In passing the ag-gag laws, the Minister of Agriculture and Resource Development, Blaine Pedersen, stated that the law will “allow our farms and food processors to continue to produce food–or, to produce world-class, safe and healthy foods in a humane way with amendments that will enable law enforcement to protect the safety of food, livestock, and people.”

Responding to Pedersen, Member of the Legislative Assembly Diljeet Brar countered that the law “goes too far to target the rights of protesters, the people who care about animals, the people who care about fair treatment of animals, the people who raise their voices against animal cruelty at factory farms.” Brar goes on to ask “why the government is targeting the whistle-blowers and attacking [animal rights activist] rights to protest?”

Despite the possible limits to activist freedom of expression, Manitoba’s ag-gag law was passed largely along party lines, with Progressive Conservative members voting to pass, and New Democratic Party and Liberal members voting against passing. 
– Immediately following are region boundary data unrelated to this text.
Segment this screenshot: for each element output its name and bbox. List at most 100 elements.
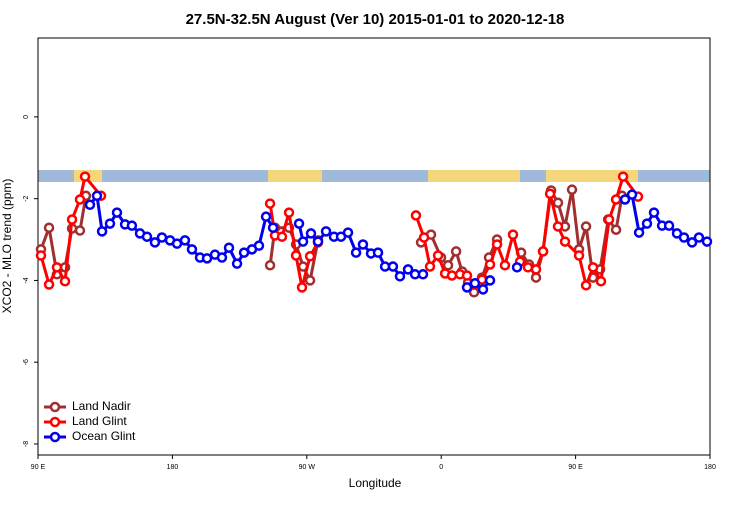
data-point <box>79 171 91 182</box>
data-point <box>580 280 592 291</box>
data-point <box>223 242 235 253</box>
legend-marker <box>49 401 61 413</box>
data-point <box>530 272 542 283</box>
data-point <box>469 278 481 289</box>
data-point <box>559 236 571 247</box>
data-point <box>394 271 406 282</box>
land-strip <box>268 170 322 182</box>
x-tick-label: 0 <box>439 464 443 471</box>
data-point <box>537 246 549 257</box>
data-point <box>350 247 362 258</box>
series <box>35 171 644 293</box>
data-point <box>231 258 243 269</box>
data-point <box>610 194 622 205</box>
data-point <box>442 260 454 271</box>
data-point <box>678 232 690 243</box>
data-point <box>491 239 503 250</box>
land-strip <box>428 170 520 182</box>
data-point <box>626 189 638 200</box>
data-point <box>126 220 138 231</box>
data-point <box>424 261 436 272</box>
data-point <box>74 225 86 236</box>
data-point <box>686 237 698 248</box>
data-point <box>417 269 429 280</box>
data-point <box>418 232 430 243</box>
data-point <box>648 207 660 218</box>
x-tick-label: 90 E <box>31 464 46 471</box>
legend-marker <box>49 431 61 443</box>
data-point <box>43 222 55 233</box>
y-tick-label: -4 <box>23 277 30 283</box>
data-point <box>499 260 511 271</box>
data-point <box>357 239 369 250</box>
data-point <box>304 275 316 286</box>
data-point <box>320 226 332 237</box>
data-point <box>264 198 276 209</box>
data-point <box>663 220 675 231</box>
x-tick-label: 90 W <box>299 464 316 471</box>
data-point <box>484 259 496 270</box>
data-point <box>461 270 473 281</box>
data-point <box>74 194 86 205</box>
data-point <box>66 214 78 225</box>
data-point <box>566 184 578 195</box>
data-point <box>186 244 198 255</box>
data-point <box>484 275 496 286</box>
data-point <box>91 190 103 202</box>
data-point <box>342 227 354 238</box>
data-point <box>264 260 276 271</box>
data-point <box>617 171 629 182</box>
data-point <box>293 218 305 229</box>
x-tick-label: 90 E <box>568 464 583 471</box>
data-point <box>511 262 523 273</box>
data-point <box>580 221 592 232</box>
data-point <box>201 253 213 264</box>
data-point <box>283 207 295 218</box>
series <box>84 189 713 295</box>
land-strip <box>546 170 638 182</box>
data-point <box>552 197 564 209</box>
y-tick-label: -8 <box>23 441 30 447</box>
y-tick-label: -2 <box>23 195 30 201</box>
data-point <box>312 236 324 247</box>
data-point <box>260 211 272 222</box>
legend-label: Land Glint <box>72 414 127 428</box>
legend-label: Land Nadir <box>72 399 131 413</box>
data-point <box>522 262 534 273</box>
data-point <box>84 199 96 211</box>
y-axis-label: XCO2 - MLO trend (ppm) <box>0 179 14 314</box>
data-point <box>59 276 71 287</box>
y-tick-label: -6 <box>23 359 30 365</box>
data-point <box>446 270 458 281</box>
data-point <box>35 250 47 261</box>
data-point <box>530 264 542 275</box>
x-tick-label: 180 <box>704 464 716 471</box>
data-point <box>701 236 713 247</box>
data-point <box>432 250 444 261</box>
data-point <box>544 188 556 200</box>
data-point <box>43 279 55 290</box>
land-ocean-strip <box>38 170 710 182</box>
data-point <box>156 232 168 243</box>
data-point <box>507 229 519 240</box>
x-tick-label: 180 <box>167 464 179 471</box>
data-point <box>51 262 63 273</box>
data-point <box>104 218 116 229</box>
data-point <box>141 231 153 242</box>
data-point <box>402 264 414 275</box>
data-point <box>290 250 302 261</box>
data-point <box>372 247 384 258</box>
data-point <box>461 282 473 293</box>
data-point <box>96 226 108 237</box>
data-point <box>587 262 599 273</box>
data-point <box>595 276 607 287</box>
data-point <box>296 282 308 293</box>
legend-label: Ocean Glint <box>72 429 136 443</box>
data-point <box>610 224 622 235</box>
data-point <box>641 218 653 229</box>
x-axis-label: Longitude <box>349 476 402 490</box>
data-point <box>619 194 631 205</box>
data-point <box>111 207 123 218</box>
Activists and legal professionals are rightly concerned about the possible Charter violations, and additional litigation is inevitable. The chilling effects on freedom of expression brought on by ag-gag laws cannot be ignored, and cannot be upheld. Canadians should know how their food is produced, and make informed purchasing choices based on transparency. Ag-gag laws that shield the agriculture industry from public scrutiny should be struck down.